Les agriculteurs français de pomme de terre avaient déjà tiré la sonnette d'alarme au mois d'août, les estimations provisoires confirment que la baisse de la production touche l'essentiel de la récolte européenne. Un constat qui est le résultat de la diminution des surfaces cultivées et d'une baisse des rendements liée au manque d'eau.
Pour comprendre ce qui se joue cette année, il faut remonter à 2025, année excédentaire, ayant entraîné une chute des prix. Les agriculteurs ont donc décidé de cultiver moins en 2026 : les surfaces ont baissé de plus de 13,7 % – soit une baisse de 82 700 ha, selon le réseau européen North-Western European Potato Growers (NEPG).
Les agriculteurs n'avaient pas anticipé qu'ils perdraient une partie de leur production.

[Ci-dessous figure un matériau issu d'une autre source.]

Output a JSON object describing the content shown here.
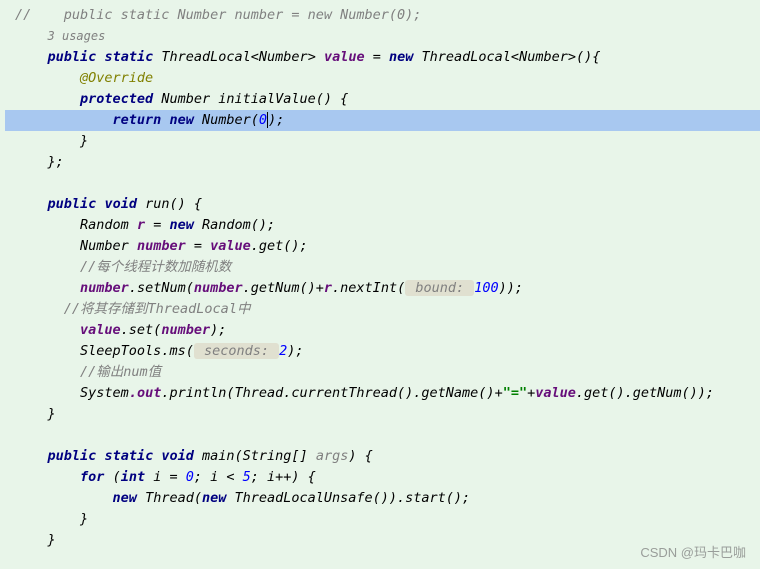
{
  "watermark": "CSDN @玛卡巴咖",
  "lines": {
    "l1_comment": "//    public static Number number = new Number(0);",
    "l2_usages": "3 usages",
    "l3": {
      "public": "public",
      "static": "static",
      "ThreadLocal": "ThreadLocal",
      "Number1": "Number",
      "value": "value",
      "eq": " = ",
      "new": "new",
      "ThreadLocal2": "ThreadLocal",
      "Number2": "Number",
      "tail": "(){"
    },
    "l4_annotation": "@Override",
    "l5": {
      "protected": "protected",
      "Number": "Number",
      "initialValue": "initialValue",
      "tail": "() {"
    },
    "l6": {
      "return": "return",
      "new": "new",
      "Number": "Number",
      "open": "(",
      "zero": "0",
      "close": ");"
    },
    "l7": "}",
    "l8": "};",
    "l10": {
      "public": "public",
      "void": "void",
      "run": "run",
      "tail": "() {"
    },
    "l11": {
      "Random1": "Random",
      "r": "r",
      "eq": " = ",
      "new": "new",
      "Random2": "Random",
      "tail": "();"
    },
    "l12": {
      "Number": "Number",
      "number": "number",
      "eq": " = ",
      "value": "value",
      "get": ".get();"
    },
    "l13_comment": "//每个线程计数加随机数",
    "l14": {
      "number1": "number",
      "setNum": ".setNum(",
      "number2": "number",
      "getNum": ".getNum()+",
      "r": "r",
      "nextInt": ".nextInt(",
      "hint": " bound: ",
      "hundred": "100",
      "tail": "));"
    },
    "l15_comment": "//将其存储到ThreadLocal中",
    "l16": {
      "value": "value",
      "set": ".set(",
      "number": "number",
      "tail": ");"
    },
    "l17": {
      "SleepTools": "SleepTools",
      "ms": ".ms(",
      "hint": " seconds: ",
      "two": "2",
      "tail": ");"
    },
    "l18_comment": "//输出num值",
    "l19": {
      "System": "System",
      "out": ".out",
      "println": ".println(Thread.currentThread().getName()+",
      "eq": "\"=\"",
      "plus": "+",
      "value": "value",
      "tail": ".get().getNum());"
    },
    "l20": "}",
    "l22": {
      "public": "public",
      "static": "static",
      "void": "void",
      "main": "main",
      "open": "(String[] ",
      "args": "args",
      "close": ") {"
    },
    "l23": {
      "for": "for",
      "open": " (",
      "int": "int",
      "i1": " i = ",
      "zero": "0",
      "semi": "; i < ",
      "five": "5",
      "tail": "; i++) {"
    },
    "l24": {
      "new1": "new",
      "Thread": " Thread(",
      "new2": "new",
      "Unsafe": " ThreadLocalUnsafe()).start();"
    },
    "l25": "}",
    "l26": "}"
  }
}
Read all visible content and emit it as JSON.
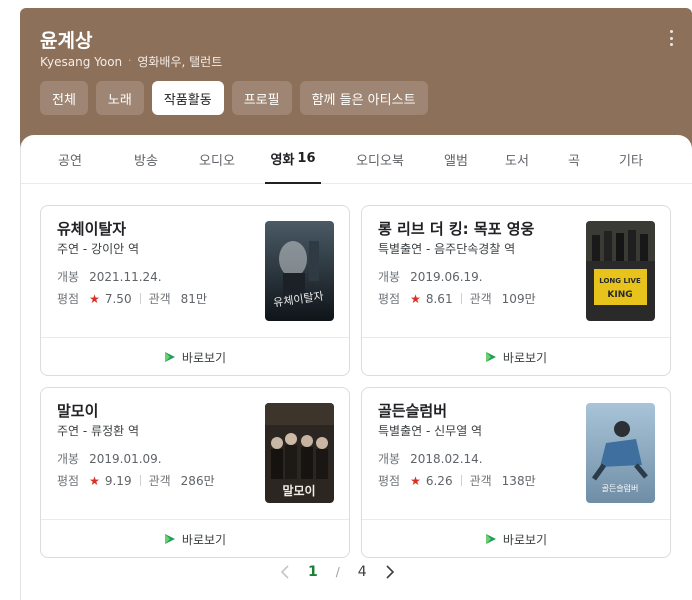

Les canicules répétées ont desséché les champs et fait chuter les rendements. En France, ils ont ainsi baissé en moyenne de plus de 8 tonnes par ha par rapport à 2025, selon des prélèvements effectués par l'Union nationale des producteurs de pommes de terre (UNPT), et le Comité national interprofessionnel de la pomme de terre (CNIPT).
En un an, la filière est passée d'un extrême à l'autre, d'une année européenne exceptionnelle, avec plus de 27 millions de tonnes de pommes de terre – en Allemagne, en France, en Belgique et aux Pays-Bas essentiellement, les quatre principaux producteurs – à une récolte qui devrait à peine dépasser 20 millions de tonnes, une des plus faibles de ces dernières années.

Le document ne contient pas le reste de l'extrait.